Zeruya Shalev :  »Ce qui reste de nos vies’ est mon roman le plus optimiste’

Ce 18 décembre 2014, l’Ambassade de France et l’Institut français d’Israël organisaient une rencontre inédite avec Zeruya Shalev, premier écrivain israélien à recevoir le prix Fémina étranger, pour son dernier roman Ce qui reste de nos vies.

Une rencontre à trois voix vient de se dérouler dans l’enceinte de l’Institut français de Tel-Aviv. A l’occasion de la parution de son dernier roman Ce qui reste de nos vies – publié cette année aux éditions Gallimard*- qui a reçu en novembre le prix Femina étranger, Zeruya Shalev est venue échanger avec le public francophone. Trois ans après la sortie de son cinquième roman en Israël, elle s’est prêtée de bonne grâce à une conversation avec l’auteur Alona Kimhi (Suzanne la pleureuse et Lili la Tigresse), une amie de longue date. Une soirée clôturée par une performance musicale -mêlant guitare et chant- signée Marva Shalev Marom, la fille de Zeruya, âgée de 26 ans, qui a mis en musique certains poèmes composés par sa mère.

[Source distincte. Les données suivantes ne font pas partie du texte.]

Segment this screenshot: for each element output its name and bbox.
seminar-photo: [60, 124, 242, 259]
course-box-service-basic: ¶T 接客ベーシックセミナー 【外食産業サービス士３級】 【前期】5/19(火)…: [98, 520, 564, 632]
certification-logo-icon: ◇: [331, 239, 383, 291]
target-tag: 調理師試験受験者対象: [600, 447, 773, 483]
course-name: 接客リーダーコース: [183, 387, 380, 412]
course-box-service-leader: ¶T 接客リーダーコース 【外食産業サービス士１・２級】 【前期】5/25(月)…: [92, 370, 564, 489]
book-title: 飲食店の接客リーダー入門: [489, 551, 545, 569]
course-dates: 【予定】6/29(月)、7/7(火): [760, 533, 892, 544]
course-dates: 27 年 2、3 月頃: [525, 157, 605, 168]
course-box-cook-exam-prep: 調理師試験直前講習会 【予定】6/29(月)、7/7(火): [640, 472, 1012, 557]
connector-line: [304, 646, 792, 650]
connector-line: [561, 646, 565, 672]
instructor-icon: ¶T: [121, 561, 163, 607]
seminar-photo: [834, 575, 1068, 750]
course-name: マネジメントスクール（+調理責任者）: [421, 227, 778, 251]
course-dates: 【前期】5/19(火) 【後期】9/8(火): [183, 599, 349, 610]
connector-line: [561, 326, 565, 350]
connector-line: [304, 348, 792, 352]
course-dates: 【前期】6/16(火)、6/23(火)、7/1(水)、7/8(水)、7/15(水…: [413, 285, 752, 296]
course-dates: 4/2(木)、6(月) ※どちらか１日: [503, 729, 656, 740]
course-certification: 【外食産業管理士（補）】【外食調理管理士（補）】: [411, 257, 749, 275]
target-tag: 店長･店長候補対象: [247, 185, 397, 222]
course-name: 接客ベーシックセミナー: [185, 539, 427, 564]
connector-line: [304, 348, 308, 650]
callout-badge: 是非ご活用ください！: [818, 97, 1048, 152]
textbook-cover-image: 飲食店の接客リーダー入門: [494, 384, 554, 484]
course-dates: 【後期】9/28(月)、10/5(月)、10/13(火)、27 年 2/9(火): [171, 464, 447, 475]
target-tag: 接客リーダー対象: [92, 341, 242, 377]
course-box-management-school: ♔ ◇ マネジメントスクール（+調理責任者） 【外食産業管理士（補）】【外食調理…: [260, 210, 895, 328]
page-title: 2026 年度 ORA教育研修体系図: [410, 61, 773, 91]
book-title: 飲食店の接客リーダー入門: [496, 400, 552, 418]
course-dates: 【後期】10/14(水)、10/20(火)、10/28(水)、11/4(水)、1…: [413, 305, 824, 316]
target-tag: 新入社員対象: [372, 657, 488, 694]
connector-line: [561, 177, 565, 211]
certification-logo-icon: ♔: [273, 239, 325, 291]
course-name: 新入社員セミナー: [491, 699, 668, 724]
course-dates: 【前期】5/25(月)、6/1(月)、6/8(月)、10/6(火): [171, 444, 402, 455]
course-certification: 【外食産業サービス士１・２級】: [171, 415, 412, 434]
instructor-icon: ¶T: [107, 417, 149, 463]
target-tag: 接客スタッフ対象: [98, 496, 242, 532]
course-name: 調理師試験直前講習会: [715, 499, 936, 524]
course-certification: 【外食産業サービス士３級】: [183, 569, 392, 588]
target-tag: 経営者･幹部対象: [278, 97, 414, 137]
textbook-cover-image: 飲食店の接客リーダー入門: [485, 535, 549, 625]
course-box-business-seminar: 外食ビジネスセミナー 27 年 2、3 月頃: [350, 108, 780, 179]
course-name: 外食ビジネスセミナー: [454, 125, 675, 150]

Née en 1959 dans un kibboutz en Galilée, Zeruya Shalev (cousine de l’écrivain Meir Shalev) qui a fait des études bibliques à l’Université hébraïque de Jérusalem, est l’un des rares écrivains à vivre de sa plume en Israël. Ses précédents romans, parmi lesquels Vie amoureuse, Mari et femme et Thèra, traduits en 22 langues, sont en effet des best-sellers dans de nombreux pays européens.

Rencontre avec la mort

Victime en 2004 d’un attentat-suicide à Jérusalem, dans lequel dix personnes perdront la vie, la romancière conçoit Ce qui reste de nos vies, lors des longs moments d’immobilisation forcée imposées par ses blessures.

Son cinquième roman démarre dans une chambre d’hôpital, où Hemda, une vieille femme aux portes de la mort, reçoit à son chevet ses deux enfants : Dina sa fille, la mal-aimée, et Avner, le fils adoré. Dina, vit avec son adolescente de fille, dont elle supporte mal l’éloignement. Après avoir sacrifié sa carrière, cette quadragénaire projette d’adopter un enfant, pour donner un nouveau sens à sa vie, au risque de menacer son couple. Avner, un avocat qui défend la cause des Bédouins, est piégé dans son mariage avec une femme qu’il n’aime pas.

« Amos Oz, qui fait partie de mes lecteurs les plus assidus, m’a dit qu’il fallait beaucoup de courage pour commencer un livre avec un personnage de femme âgée, clouée son lit d’hôpital », a confié Zeruya Shalev lors de l’évènement de Tel-Aviv. « Mais à mes yeux, Hemda est paradoxalement la figure la plus dynamique du roman. Sa conscience est constamment en mouvement, elle plonge dans le passé, revenant sur les différentes étapes de sa vie ». Les autres personnages du roman, sont également confrontés à une situation qui les oblige à se poser la question de ce qu’ils feront du reste de leur vie.

« Pour Dina qui envisage l’adoption, le don de soi et un amour inconditionnel font figure de réponse », a confié Zeruya Shalev, qui a elle-même fait le choix d’adopter un enfant dans la foulée de sa « rencontre avec la mort » en 2004. « Son frère Avner empruntera une autre direction. Au total, ce roman qui s’appuie au départ sur des personnages aigris, et plein d’amertume, débouche sur une forme de tikkoun, de réparation, de miséricorde. C’est sans doute le livre le plus optimiste que j’ai écrit ».

* Traduit de l’hébreu par Laurence Sendrowicz.